Many films about the historical practice of racism have hit the silver screens but what makes Just Mercy stand out by itself is its dedication to getting the stories of its characters historically accurate and evoking raw emotion from the viewers.
Just Mercy stars Michael B. Jordan as Stevenson and Jamie Foxx as McMillian, and the performances given by each are stellar. They both deliver emotional, passionate performances and play beautifully off of one another. They are rounded out by an equally fantastic supporting cast that includes Brie Larson, O’Shea Jackson Jr, and Rob Morgan.
Just Mercy tells the true story of Bryan Stevenson, a young Harvard graduate student who wanted to help the less fortunate. Despite the many opportunities he had up north, he decided to go down to Alabama to provide legal defense for death row inmates that were wrongly convicted and in need of new trials.
He met Walter “Johnny D” McMillian, who had been on death row for six years after being wrongly convicted of killing a young white woman in 1987. After he reviewed McMillian’s trial, Steveson signed on as his lawyer to try to get him off death row. Despite ample evidence that showcased McMillian’s innocence, Stevenson quickly realized that obtaining justice for him was easier said than done.

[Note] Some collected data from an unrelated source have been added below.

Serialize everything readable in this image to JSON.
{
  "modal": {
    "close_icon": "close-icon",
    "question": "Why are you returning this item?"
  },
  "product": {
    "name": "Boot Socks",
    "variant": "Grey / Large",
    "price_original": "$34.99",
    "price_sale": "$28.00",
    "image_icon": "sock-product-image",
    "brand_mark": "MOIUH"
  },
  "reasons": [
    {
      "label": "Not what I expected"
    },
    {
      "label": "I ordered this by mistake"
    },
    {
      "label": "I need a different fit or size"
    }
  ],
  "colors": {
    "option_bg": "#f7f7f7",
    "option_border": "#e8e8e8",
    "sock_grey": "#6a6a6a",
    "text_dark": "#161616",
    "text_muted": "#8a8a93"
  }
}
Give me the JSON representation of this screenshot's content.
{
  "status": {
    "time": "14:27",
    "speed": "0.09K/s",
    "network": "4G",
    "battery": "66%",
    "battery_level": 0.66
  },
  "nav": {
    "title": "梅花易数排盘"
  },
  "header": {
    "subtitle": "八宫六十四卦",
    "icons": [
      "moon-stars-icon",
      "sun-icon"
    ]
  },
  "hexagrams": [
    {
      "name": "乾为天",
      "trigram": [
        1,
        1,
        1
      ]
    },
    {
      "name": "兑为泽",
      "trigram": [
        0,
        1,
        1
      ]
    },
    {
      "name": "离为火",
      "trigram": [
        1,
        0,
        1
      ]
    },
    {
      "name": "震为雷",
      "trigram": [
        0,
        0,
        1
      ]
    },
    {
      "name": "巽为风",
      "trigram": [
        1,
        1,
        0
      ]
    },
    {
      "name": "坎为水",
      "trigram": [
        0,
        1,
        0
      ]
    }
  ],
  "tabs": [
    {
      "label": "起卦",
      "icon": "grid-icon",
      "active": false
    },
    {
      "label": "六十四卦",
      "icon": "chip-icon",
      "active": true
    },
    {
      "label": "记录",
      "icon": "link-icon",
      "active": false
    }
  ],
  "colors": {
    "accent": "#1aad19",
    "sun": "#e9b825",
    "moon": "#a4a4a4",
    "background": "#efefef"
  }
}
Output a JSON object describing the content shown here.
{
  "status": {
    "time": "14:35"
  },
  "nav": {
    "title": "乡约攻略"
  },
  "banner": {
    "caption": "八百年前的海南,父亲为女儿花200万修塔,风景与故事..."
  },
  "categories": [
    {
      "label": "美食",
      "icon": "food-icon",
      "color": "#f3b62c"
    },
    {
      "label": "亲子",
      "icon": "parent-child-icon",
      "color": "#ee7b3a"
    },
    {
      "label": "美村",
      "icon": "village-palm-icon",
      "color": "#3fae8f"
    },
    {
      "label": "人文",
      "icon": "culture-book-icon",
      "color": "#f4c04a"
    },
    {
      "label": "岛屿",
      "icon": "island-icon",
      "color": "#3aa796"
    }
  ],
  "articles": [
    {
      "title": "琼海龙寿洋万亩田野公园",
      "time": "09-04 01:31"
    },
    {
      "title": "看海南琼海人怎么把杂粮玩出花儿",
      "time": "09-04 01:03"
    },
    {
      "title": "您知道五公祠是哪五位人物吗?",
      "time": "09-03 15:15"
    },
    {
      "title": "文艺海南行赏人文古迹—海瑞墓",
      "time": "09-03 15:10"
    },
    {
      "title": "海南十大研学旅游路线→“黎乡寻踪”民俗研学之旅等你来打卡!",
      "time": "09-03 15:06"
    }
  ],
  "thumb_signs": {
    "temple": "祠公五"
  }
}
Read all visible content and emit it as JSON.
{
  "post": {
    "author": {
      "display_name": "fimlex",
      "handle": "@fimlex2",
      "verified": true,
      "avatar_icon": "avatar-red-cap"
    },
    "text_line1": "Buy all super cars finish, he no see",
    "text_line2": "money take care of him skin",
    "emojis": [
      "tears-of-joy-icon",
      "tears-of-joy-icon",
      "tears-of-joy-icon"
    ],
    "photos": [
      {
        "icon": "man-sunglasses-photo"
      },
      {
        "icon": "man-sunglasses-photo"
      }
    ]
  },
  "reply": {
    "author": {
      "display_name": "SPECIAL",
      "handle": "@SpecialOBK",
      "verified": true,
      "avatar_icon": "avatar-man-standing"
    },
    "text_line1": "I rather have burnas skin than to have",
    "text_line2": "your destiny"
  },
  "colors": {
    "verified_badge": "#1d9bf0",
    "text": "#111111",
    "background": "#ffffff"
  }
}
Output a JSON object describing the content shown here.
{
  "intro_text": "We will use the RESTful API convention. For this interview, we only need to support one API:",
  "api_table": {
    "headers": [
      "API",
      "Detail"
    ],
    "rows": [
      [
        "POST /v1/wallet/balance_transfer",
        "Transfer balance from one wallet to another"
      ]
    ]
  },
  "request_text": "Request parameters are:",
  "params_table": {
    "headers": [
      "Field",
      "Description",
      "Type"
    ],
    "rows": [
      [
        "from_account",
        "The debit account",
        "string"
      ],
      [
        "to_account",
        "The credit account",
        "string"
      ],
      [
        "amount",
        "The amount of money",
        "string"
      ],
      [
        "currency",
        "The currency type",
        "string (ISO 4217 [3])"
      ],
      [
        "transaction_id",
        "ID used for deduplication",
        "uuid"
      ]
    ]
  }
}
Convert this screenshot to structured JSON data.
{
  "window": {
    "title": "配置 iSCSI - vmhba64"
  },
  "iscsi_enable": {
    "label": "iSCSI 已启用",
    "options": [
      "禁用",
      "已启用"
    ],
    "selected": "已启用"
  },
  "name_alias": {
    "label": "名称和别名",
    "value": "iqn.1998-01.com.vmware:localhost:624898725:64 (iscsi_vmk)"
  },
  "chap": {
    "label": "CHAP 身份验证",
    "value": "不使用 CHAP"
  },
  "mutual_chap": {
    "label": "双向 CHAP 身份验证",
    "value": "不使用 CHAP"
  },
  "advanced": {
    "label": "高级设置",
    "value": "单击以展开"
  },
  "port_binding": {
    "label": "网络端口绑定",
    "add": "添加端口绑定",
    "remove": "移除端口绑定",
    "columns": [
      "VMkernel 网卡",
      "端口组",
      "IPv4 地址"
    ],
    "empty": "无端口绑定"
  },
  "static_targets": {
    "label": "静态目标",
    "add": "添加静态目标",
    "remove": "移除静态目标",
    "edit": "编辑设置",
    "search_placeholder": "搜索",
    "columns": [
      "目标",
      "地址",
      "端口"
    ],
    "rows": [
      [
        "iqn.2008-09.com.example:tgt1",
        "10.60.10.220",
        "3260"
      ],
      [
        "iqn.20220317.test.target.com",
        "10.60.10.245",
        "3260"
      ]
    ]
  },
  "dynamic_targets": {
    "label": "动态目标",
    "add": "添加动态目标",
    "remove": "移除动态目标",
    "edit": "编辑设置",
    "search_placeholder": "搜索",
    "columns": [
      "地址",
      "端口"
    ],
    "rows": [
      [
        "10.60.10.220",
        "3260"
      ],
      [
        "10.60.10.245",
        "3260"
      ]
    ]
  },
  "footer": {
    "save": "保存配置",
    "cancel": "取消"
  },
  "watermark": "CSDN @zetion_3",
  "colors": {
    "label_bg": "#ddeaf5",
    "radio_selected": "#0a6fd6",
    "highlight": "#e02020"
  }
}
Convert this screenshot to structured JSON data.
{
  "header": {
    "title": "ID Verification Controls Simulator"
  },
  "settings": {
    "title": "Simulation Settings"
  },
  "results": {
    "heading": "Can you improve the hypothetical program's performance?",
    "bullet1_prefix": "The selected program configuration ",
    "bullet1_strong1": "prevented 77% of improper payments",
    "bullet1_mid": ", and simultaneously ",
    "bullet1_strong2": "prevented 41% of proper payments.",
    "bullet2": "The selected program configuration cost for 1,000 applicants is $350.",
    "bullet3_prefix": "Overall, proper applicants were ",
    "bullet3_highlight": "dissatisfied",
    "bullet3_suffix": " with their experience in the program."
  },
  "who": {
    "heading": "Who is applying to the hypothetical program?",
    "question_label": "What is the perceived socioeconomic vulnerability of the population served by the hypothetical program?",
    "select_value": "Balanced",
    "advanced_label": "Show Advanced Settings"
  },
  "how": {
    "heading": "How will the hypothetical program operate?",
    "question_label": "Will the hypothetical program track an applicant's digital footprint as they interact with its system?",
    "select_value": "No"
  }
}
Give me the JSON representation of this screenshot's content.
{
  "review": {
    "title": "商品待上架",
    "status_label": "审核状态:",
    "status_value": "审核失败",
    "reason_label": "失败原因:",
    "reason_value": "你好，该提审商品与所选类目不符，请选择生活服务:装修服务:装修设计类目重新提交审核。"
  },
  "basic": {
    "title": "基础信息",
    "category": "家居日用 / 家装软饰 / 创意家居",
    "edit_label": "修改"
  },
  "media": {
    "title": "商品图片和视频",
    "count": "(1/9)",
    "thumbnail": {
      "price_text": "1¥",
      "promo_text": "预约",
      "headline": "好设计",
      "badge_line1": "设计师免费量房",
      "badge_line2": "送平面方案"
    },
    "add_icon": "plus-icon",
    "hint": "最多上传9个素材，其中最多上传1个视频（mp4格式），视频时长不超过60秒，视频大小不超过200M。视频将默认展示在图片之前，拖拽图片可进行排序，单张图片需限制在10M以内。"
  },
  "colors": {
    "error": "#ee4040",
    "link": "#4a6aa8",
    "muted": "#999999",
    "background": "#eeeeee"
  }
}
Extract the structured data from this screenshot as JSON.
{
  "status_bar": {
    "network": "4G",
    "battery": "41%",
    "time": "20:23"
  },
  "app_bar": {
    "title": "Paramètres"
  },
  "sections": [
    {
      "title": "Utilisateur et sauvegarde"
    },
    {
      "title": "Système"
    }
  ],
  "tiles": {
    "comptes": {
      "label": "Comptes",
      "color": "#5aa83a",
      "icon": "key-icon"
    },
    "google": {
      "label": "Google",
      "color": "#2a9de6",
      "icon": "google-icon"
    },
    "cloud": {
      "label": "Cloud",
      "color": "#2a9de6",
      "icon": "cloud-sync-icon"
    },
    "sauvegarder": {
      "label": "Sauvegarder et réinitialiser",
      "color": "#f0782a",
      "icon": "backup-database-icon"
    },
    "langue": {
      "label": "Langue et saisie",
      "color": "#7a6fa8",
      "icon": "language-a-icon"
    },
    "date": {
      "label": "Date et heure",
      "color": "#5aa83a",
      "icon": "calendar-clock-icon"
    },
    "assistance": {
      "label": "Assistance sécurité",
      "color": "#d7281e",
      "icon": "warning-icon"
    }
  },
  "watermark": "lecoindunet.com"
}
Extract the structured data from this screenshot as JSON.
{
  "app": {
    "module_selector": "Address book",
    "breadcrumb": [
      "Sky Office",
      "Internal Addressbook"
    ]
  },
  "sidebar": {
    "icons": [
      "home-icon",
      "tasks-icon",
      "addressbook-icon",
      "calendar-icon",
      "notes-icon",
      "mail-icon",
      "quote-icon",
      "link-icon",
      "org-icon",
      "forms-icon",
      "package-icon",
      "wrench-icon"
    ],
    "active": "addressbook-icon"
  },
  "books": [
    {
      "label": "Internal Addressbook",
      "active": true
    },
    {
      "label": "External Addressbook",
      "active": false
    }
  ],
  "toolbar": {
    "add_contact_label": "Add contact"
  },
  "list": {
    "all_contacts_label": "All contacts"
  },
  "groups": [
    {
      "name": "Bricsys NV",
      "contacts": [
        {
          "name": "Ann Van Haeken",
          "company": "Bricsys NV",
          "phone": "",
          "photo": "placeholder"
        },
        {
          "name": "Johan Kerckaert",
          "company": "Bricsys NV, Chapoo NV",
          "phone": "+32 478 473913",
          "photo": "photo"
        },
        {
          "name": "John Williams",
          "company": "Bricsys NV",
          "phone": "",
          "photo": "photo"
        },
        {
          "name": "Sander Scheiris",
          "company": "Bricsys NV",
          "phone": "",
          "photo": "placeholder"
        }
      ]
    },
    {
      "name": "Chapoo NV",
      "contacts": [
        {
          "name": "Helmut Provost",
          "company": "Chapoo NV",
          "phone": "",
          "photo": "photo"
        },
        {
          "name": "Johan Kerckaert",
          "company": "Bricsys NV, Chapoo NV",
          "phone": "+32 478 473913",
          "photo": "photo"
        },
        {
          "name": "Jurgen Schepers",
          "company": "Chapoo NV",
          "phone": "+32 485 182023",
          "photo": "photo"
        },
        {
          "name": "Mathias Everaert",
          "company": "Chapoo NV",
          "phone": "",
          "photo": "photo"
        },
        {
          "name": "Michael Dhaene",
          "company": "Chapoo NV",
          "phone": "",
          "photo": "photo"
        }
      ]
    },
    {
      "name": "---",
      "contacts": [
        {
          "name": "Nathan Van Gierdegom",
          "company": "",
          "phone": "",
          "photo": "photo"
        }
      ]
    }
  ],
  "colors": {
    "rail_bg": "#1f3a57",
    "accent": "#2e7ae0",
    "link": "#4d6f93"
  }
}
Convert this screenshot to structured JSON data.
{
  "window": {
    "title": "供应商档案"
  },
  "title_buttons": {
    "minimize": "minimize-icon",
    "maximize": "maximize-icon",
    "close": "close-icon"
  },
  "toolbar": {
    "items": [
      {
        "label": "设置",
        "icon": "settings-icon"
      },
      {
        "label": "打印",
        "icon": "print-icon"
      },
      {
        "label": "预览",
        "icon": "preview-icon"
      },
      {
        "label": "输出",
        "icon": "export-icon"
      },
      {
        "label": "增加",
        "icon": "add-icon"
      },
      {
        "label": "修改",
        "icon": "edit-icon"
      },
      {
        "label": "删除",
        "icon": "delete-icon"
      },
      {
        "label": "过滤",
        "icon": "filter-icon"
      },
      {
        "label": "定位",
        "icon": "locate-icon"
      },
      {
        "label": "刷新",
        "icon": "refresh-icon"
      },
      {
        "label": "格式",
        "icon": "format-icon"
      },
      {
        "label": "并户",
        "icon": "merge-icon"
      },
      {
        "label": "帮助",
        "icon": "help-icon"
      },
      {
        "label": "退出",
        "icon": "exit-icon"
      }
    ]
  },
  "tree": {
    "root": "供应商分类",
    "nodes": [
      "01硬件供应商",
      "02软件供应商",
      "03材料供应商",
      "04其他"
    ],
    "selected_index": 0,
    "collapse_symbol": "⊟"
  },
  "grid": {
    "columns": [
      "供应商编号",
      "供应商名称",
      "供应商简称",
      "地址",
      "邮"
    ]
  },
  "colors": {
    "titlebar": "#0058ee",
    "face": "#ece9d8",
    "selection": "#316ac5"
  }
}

Never for a moment in the film is the viewer given any leverage to feel any kind of indifference or nonchalance. Throughout every part of the movie, there was always something that commanded the audience’s attention. Going in with basic knowledge about racism and its practice in legal situations, I expected to be emotional. However, by the end of Just Mercy, it felt as though I had been through a whirlwind of all kinds of emotions. I felt anger that a man had to endure so much just because of the color of his skin.
I also felt disgust at the fact the legal system was willing to fight tooth and nail to keep him there without hearing anyone out. But most of all I had to say I left feeling inspired, inspired to keep moving and never be afraid to fight or go the distance, very much like Stevenson never gave up on his mission to help McMillian. This movie proves that struggles and setbacks can only give way to strength and resilience.
Overall, Just Mercy is painful yet inspirational and fresh. It is a film that everyone can all learn from, especially since its plot describes a problem that is still prevalent in our country today. The movie provides a powerful glimpse into a little known true story about resolve and determination to fight against racism in the legal system. It is a well paced, emotionally charged film from beginning to end that will keep the viewer hooked the entire time.